Lastly, the cause of the miscarriage is not only because of the abnormal chromosomes, there are still numerous causes, for example, infection, medical conditions in the mother (such as diabetes or thyroid disease), hormone problems, immune system responses, physical problems in the mother, or uterine abnormalities (Adolfsson, 2006). So, I believe, there is still numerous way to prevent the miscarriage rather than applying PGS.

In conclusion, based on my review on its denial disability, the possibility of diversity damage, high cost, and the existence of another way to solve the miscarriage problems, I still in my standpoint that I can not agree with the application of PGS. 



References:

Adolfsson, A. (2006). Miscarriage: Women's Experience and its Cumulative Incidence.

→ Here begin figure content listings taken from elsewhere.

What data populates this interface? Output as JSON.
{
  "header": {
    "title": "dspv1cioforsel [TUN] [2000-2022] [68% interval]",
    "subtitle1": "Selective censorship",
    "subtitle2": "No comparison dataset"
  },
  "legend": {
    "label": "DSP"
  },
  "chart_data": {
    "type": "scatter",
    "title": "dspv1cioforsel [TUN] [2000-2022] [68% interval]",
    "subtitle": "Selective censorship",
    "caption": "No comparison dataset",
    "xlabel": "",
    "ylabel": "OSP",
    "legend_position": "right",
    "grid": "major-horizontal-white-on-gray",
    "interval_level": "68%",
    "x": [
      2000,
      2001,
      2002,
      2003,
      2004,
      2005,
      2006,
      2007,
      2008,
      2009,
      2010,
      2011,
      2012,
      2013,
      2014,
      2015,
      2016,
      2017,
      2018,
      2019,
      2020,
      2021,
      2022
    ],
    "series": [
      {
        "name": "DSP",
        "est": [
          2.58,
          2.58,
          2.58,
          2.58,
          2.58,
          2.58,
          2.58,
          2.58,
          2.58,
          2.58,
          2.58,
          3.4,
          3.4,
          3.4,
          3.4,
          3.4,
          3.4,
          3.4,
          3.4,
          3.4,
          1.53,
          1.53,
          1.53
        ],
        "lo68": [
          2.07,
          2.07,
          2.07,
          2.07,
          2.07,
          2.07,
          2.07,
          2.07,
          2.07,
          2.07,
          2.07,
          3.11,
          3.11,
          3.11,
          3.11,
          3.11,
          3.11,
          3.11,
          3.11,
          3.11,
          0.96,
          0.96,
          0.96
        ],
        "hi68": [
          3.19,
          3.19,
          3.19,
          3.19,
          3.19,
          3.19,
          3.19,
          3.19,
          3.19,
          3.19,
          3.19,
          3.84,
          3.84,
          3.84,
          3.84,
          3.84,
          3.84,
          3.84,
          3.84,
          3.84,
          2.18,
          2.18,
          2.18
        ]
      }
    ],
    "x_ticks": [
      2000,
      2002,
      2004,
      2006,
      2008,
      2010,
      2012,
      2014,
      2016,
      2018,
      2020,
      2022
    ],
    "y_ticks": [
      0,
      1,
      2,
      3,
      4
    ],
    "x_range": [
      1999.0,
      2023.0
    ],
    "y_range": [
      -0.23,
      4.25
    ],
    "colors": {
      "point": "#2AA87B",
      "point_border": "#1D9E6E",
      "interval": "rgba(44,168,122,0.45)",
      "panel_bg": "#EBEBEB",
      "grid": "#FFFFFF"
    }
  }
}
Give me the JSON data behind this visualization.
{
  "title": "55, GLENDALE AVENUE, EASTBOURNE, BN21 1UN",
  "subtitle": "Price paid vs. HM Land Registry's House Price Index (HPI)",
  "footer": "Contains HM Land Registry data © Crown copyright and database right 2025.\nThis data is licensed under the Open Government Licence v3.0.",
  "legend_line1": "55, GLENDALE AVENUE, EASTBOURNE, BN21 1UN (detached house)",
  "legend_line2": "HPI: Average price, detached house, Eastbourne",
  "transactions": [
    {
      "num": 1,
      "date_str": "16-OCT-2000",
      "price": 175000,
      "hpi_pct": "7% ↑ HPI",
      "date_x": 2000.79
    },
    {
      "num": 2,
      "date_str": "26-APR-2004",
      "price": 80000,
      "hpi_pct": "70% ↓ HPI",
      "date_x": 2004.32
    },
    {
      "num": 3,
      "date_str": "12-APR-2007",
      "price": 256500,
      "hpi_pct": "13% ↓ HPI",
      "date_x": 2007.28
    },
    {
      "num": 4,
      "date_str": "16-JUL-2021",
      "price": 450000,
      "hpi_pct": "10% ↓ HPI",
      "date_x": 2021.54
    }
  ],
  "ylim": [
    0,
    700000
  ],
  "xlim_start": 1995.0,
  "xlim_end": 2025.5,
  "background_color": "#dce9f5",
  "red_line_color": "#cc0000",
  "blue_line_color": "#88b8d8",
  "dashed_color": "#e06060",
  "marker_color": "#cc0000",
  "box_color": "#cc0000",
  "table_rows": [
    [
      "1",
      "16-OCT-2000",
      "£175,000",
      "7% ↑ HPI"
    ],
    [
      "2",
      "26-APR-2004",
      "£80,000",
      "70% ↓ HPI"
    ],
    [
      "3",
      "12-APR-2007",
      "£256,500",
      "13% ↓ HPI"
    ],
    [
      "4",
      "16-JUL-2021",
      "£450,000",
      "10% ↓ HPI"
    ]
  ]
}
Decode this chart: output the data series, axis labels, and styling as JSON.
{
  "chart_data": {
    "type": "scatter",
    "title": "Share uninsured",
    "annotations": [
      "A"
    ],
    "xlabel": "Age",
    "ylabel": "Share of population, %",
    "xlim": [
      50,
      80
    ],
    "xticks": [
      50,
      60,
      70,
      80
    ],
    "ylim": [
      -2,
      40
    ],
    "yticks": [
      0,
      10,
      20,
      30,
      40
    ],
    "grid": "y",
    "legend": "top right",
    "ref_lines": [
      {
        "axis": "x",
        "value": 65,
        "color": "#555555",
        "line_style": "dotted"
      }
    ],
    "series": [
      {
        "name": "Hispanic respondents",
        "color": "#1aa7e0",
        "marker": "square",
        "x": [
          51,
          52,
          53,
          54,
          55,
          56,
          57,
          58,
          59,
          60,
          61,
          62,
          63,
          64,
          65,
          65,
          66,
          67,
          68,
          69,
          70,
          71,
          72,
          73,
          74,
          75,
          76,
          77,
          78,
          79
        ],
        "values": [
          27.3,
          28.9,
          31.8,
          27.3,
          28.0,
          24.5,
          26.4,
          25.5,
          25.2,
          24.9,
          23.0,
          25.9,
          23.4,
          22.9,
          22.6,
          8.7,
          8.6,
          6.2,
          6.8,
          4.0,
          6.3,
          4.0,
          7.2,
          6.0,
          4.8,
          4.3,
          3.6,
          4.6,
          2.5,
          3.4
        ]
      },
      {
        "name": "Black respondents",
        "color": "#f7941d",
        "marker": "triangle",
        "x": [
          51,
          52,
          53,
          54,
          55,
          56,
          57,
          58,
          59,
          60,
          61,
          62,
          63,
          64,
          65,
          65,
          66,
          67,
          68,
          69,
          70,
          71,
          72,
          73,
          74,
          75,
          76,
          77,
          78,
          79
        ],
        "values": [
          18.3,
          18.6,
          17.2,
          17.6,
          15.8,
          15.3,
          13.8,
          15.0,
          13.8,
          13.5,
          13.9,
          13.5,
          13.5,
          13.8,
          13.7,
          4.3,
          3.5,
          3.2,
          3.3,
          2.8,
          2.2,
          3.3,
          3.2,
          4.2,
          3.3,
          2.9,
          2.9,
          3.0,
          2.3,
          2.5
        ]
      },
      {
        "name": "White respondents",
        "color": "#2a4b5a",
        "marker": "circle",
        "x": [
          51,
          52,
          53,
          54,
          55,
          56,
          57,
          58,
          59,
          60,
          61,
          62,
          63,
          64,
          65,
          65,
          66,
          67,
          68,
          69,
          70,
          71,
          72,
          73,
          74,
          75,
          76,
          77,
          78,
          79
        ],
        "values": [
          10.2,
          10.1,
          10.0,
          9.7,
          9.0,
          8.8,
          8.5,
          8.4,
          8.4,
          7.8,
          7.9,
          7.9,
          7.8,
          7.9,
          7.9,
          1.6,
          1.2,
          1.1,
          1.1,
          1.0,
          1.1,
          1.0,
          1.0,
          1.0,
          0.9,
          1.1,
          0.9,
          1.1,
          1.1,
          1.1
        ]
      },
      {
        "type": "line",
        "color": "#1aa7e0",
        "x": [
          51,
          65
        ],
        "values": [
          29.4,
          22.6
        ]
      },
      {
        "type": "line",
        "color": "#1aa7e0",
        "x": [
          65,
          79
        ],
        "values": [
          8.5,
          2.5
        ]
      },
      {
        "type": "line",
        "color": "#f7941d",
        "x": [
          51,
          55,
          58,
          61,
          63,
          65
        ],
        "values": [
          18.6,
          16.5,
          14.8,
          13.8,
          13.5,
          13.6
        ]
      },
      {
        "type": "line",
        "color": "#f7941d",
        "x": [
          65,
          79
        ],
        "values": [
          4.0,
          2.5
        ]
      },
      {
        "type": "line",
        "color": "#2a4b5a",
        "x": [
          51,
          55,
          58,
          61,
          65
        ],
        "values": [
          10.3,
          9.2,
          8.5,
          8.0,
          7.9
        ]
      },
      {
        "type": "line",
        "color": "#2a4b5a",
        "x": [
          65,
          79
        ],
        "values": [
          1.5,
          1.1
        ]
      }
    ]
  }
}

Dondorp, W., De Wert, G., Pennings, G., Shenfield, F., Devroey, P., Tarlatzis, B., … Diedrich, K.
(2013). ESHRE Task Force on ethics and Law 20: Sex selection for non-medical reasons.
Human Reproduction, 28(6), 1448–1454. https://doi.org/10.1093/humrep/det109

Japan Times. 2009. https://www.japantimes.co.jp/news/2009/08/03/national/miscarriagerate-
found-unexpectedly-high/#.WyLdwqczY2w, accessed on June 2018.

Khandekar, S., Dive, A., & Munde, P. (2016). Chromosomal abnormalities -A review
Chromosomal abnormalities - A review, (January 2012).

Maheshwari, A., Hamilton, M., & Bhattacharya, S. (2008). Effect of female age on the
diagnostic categories of infertility. Human Reproduction, 23(3), 538–542.
https://doi.org/10.1093/humrep/dem431

Mainichi Japan. 2017. http://mainichi.jp/english/articles/20170214/p2a/00m/0na/013000c,
accessed on June 2015.

Murugappan, G., Ohno, M. S., & Lathi, R. B. (2015). Cost-effectiveness analysis of
preimplantation genetic screening and in vitro fertilization versus expectant management
in patients with unexplained recurrent pregnancy loss. Fertility and Sterility, 103(5),
1215–1220. https://doi.org/10.1016/j.fertnstert.2015.02.012

Sermon, K., Capalbo, A., Cohen, J., Coonen, E., DeRycke, M., DeVos, A., … Geraedts, J. (2016).
The why, the how and the when of PGS 2.0: Current practices and expert opinions of
fertility specialists, molecular biologists, and embryologists. Molecular Human
Reproduction, 22(8), 545–557. https://doi.org/10.1093/molehr/gaw034


(DISCLAIMER)
This writing is my essay submitted for my master course assignment.